A US national spent Monday night in police custody after a squatter family accused him of hitting and injuring their 7-year-old daughter with his dog’s leash earlier that day.
Samuel Fleming, 64, is accused of having lashed Yan Chor over the head after she asked him for money in the park across from the National Assembly. The blow caused a gash that required three stitches, the girl’s family and foreigner police chief Pol Pithey said Tuesday.
Wearing an orange bandage on her head at Phnom Penh Municipal Court Tuesday, Yan Chor said that she approached Fleming the day before saying, “Papa, money please.”
“I sat near him and he hit me and blood came out,” she said.
Yan Chor lives under the park’s banyan tree with her five siblings and two parents, her father Em Yea said.
Fleming showed a reporter a red fabric leash at the court Tuesday and said he was not sure how Yan Chor sustained the cut.
The metal clasp on one end of the leash was attached to his dog when he “popped” her on the head with the soft end, he said.

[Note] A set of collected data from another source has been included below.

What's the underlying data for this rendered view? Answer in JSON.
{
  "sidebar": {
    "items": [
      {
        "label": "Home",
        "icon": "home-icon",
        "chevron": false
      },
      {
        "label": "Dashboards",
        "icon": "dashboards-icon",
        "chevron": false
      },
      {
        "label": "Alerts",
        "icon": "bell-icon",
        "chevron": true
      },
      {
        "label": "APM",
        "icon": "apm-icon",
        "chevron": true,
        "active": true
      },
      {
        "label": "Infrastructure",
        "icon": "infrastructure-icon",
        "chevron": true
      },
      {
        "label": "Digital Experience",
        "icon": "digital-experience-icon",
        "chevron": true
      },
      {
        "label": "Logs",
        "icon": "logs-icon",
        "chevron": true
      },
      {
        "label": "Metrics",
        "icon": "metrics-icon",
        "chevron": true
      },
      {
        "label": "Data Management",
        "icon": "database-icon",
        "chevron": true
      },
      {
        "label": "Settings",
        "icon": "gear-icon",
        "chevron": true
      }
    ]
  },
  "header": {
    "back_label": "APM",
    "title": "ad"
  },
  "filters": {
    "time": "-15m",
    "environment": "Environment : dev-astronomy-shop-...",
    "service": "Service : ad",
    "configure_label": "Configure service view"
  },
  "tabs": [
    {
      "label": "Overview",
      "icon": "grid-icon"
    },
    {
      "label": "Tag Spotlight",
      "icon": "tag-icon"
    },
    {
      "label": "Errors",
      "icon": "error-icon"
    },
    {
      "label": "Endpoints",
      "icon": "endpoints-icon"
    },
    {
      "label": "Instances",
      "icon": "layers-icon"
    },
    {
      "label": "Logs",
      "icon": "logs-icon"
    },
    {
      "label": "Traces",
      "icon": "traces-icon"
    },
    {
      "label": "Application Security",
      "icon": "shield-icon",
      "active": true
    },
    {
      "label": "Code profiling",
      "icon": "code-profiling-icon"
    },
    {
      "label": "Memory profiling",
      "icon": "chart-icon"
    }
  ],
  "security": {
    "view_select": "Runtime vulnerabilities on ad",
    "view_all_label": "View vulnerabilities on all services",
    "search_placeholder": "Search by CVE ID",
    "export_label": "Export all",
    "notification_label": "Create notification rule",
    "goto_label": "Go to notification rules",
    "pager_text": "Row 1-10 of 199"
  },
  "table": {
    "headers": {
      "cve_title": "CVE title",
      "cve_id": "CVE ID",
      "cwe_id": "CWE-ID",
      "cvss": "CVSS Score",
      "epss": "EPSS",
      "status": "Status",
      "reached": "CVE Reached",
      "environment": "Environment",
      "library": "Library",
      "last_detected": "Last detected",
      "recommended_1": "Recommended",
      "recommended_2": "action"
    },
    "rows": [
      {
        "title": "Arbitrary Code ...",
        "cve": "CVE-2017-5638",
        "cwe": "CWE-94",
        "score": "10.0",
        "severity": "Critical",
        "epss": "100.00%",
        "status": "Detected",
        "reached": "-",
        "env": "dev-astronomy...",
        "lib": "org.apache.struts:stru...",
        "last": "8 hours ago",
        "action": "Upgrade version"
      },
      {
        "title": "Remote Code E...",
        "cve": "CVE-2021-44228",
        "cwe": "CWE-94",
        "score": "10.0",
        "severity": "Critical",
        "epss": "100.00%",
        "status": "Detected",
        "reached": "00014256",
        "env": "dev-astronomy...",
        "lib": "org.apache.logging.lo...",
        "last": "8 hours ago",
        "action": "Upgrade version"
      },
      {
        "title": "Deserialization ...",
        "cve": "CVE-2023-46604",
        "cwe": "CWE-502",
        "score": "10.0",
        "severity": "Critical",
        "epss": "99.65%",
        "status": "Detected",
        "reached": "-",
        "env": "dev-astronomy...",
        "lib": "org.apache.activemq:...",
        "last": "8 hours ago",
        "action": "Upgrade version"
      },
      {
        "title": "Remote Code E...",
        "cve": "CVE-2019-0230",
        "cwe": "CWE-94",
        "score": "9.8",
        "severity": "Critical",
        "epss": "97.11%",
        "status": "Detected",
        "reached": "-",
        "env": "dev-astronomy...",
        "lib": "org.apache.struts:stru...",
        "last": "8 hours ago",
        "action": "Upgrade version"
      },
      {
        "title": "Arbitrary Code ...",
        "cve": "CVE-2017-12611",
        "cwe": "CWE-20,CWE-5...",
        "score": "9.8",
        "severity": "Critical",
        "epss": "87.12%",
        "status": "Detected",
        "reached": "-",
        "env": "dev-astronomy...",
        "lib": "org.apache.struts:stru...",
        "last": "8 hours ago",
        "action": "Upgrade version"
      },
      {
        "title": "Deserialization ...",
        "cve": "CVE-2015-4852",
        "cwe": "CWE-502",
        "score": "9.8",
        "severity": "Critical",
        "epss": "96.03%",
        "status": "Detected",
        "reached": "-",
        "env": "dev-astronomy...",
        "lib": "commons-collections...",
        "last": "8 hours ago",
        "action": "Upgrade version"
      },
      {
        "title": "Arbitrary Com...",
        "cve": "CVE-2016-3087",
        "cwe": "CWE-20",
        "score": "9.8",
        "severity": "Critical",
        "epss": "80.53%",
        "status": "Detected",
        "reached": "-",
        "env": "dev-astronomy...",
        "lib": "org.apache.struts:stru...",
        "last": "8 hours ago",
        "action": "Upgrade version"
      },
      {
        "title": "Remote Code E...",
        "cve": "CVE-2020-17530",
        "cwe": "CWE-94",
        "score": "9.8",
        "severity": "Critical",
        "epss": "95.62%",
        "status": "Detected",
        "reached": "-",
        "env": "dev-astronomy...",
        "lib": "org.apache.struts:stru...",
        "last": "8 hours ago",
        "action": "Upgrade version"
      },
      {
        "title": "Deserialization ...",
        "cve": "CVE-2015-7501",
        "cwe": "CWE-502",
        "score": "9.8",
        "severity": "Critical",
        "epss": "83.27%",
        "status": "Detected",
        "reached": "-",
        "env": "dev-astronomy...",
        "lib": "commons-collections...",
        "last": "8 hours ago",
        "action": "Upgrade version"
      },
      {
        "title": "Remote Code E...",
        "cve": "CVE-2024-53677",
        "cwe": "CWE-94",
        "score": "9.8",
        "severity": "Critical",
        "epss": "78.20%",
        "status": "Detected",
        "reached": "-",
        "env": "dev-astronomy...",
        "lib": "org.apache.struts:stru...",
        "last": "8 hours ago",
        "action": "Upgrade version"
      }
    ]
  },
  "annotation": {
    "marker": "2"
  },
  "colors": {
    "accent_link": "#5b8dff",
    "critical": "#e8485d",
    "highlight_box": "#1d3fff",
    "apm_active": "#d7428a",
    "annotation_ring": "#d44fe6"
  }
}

Fleming said he had lived in Cambodia for 12 years and on Monday became fed up with people pestering him for money.
“I lost my cool,” he said.
But, he added, he saw no blood or tears immediately after hitting the child with the leash.
He said the girl had retreated quietly to her family, who returned soon thereafter demanding $200. “When she came back she was hysterically screaming,” Fleming said, adding that he had tried but was not permitted to take the girl to a nearby clinic at the Hong Kong Center.
“In the worst case scenario, the father injured her to get money from me,” he said.
Municipal Court Chief Prosecutor Ouk Savuth said Tuesday afternoon that the case would be resolved with payment of compensation, because the injury was small and Fleming likely had learned his lesson. Yan Chor’s father said he was asking Fleming for $350. Fleming was released Tuesday but is expected to return to court today.